“The rules are really clear and so are the consequences for breaching these rules. We want to see these forecast price changes flow through to Australian families, pensioners and small businesses who are doing it tough.”
Energy experts have previously said that while there may be other factors, the earlier drop in futures prices was mostly due to the government’s temporary caps of $12 a gigajoule on gas and $125 a tonne on thermal coal announced in December.
The Grattan Institute’s deputy program director for climate and energy, Alison Reeve, said the drop in futures prices was probably mostly due to the price caps, although possible other factors included a decline in international prices, and coal mines coming back online after flooding events.
“There could also be other things at play … but that drop is pretty sharp, and when you look at it, the drop is highest in Queensland and NSW, states mostly affected by the price cap,” she said.
The Australian Energy Regulator determines the so-called “default market offer” – price caps on what retailers can charge households and businesses that don’t take up special deals or bundle utilities bills – with the final determination to be released by May. It will factor in energy futures markets, as well as the cost of generation for electricity generators and market confidence.
Following the government’s intervention in the energy market announced in December, Chalmers said his second budget in May would include further cost-of-living measures “without adding to inflation”. The RBA published updated economic forecasts on Friday that showed inflation being revised down slightly, “reflecting downward revisions to energy price increases” in 2023 and 2024.
While economists last week warned of an increased chance of Australia falling into recession next year following the RBA’s latest cash rate rise, Chalmers said that “was not the expectation of the people who put together the government’s forecasts”.
“I think everybody, including the government’s forecasters and the Reserve Bank’s forecasters, think that a combination of higher interest rates and global uncertainty will slow our economy substantially this year,” Chalmers said.
“But the government is not currently anticipating a recession.”
Chalmers said a centrepiece of the May budget will be a further package of power bill relief, including consumer rebates, which is being worked on with the states and territories.
“We’re still finalising the budget, we know that relief for electricity bills will be a big part of it,” he said.
“If there’s more that we can do to ease some of these cost-of-living pressures, we’ll look at it.

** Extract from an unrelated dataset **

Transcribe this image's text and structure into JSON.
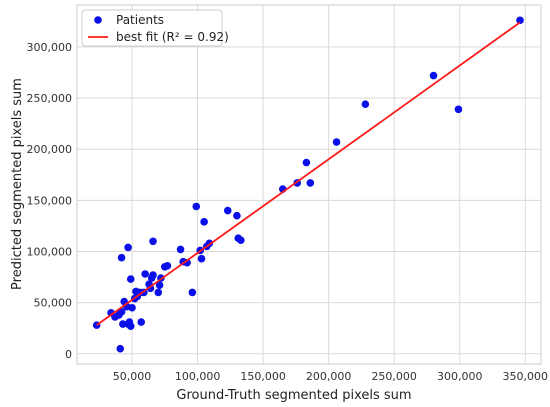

But we need to weigh that against all of the other priorities in national security and in some of the other areas which are important to us as well.”

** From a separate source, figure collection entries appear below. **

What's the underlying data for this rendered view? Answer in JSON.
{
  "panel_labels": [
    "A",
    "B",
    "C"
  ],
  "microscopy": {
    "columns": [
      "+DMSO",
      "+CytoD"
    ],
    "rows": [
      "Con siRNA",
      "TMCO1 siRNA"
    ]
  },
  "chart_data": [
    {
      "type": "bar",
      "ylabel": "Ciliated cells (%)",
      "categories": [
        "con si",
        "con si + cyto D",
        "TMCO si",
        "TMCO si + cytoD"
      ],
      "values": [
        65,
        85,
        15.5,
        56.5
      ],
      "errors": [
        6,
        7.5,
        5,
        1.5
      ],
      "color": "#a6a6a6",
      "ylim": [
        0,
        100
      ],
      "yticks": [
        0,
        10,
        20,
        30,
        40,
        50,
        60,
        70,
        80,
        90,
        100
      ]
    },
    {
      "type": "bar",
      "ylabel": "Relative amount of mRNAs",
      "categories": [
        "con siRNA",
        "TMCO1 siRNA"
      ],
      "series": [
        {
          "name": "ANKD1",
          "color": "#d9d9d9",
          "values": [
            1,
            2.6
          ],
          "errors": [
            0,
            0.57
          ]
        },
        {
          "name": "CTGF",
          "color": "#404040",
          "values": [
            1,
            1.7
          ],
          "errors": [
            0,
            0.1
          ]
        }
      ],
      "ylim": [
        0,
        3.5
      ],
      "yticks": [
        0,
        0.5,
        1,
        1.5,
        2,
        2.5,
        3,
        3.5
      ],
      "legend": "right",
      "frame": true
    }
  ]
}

He said the challenge of trying to keep a lid on inflation was the “biggest defining issue in our economy and it’s the major focus of the government”.
“We’ve got to make sure that in providing cost-of-living relief, we’re not adding to the inflation problem,” he said.
“We’ve got to make sure that there’s an economic dividend to what we’re proposing, and we’ve got to make sure it all adds up. And that means inevitably difficult decisions about what we can afford and what we can’t.”
With the government so far declining to scrap the stage three tax cuts to come into effect next year, many economists have called on it to instead tackle the billions of dollars leaking every year out of the income tax system and into concessions in superannuation, trusts, negative gearing and capital gains.
Chalmers also revealed that later this month he will release a Treasury analysis of the cost to the budget of the tax deductions as part of Treasury’s annual statement on “tax expenditures”.
While Chalmers said he was doing this “in the interests of transparency”, the move suggests he could be laying the groundwork to address some of the loopholes in the years ahead.
He also said implementing the government’s crackdown on multinational tax avoidance would be a “big agenda” this year.
“We’ve got changes already in the system that we need to bed down and engagement with the world which we’re continuing to do. And we’ll bed those two sets of things down as a priority,” he said.
Chalmers said Russia’s invasion of Ukraine, which has been a big reason for turmoil in the global economy and spiralling energy prices, showed that national security and economic policy was now “almost indistinguishable”.
“I think when it comes to the war in Ukraine, clearly, it has taught us that the more self-reliance we can have on energy, the better,” he said.
“When the world is an uncertain and often dangerous place, then you need to make sure that your supply chains are reliable. And that means dealing with people that you can trust.
“The challenge for us is to make sure that we learn the lessons from the war in Ukraine, but not over-learn them, not pretend that everybody should retreat completely into this kind of comfy isolationism.”
He said the opportunities for Australia’s fledgling critical minerals and clean hydrogen technologies were “almost limitless”.
“There’s no net zero without critical minerals,” he said.
Asked whether the budget would include an increase to the Newstart payment to help unemployed Australians, Chalmers said he would wait for the recommendations of the “inclusion” committee chaired by former Labor minister Jenny Macklin.
“We’ll obviously listen respectfully to that when we get the report and we get their advice,” he said.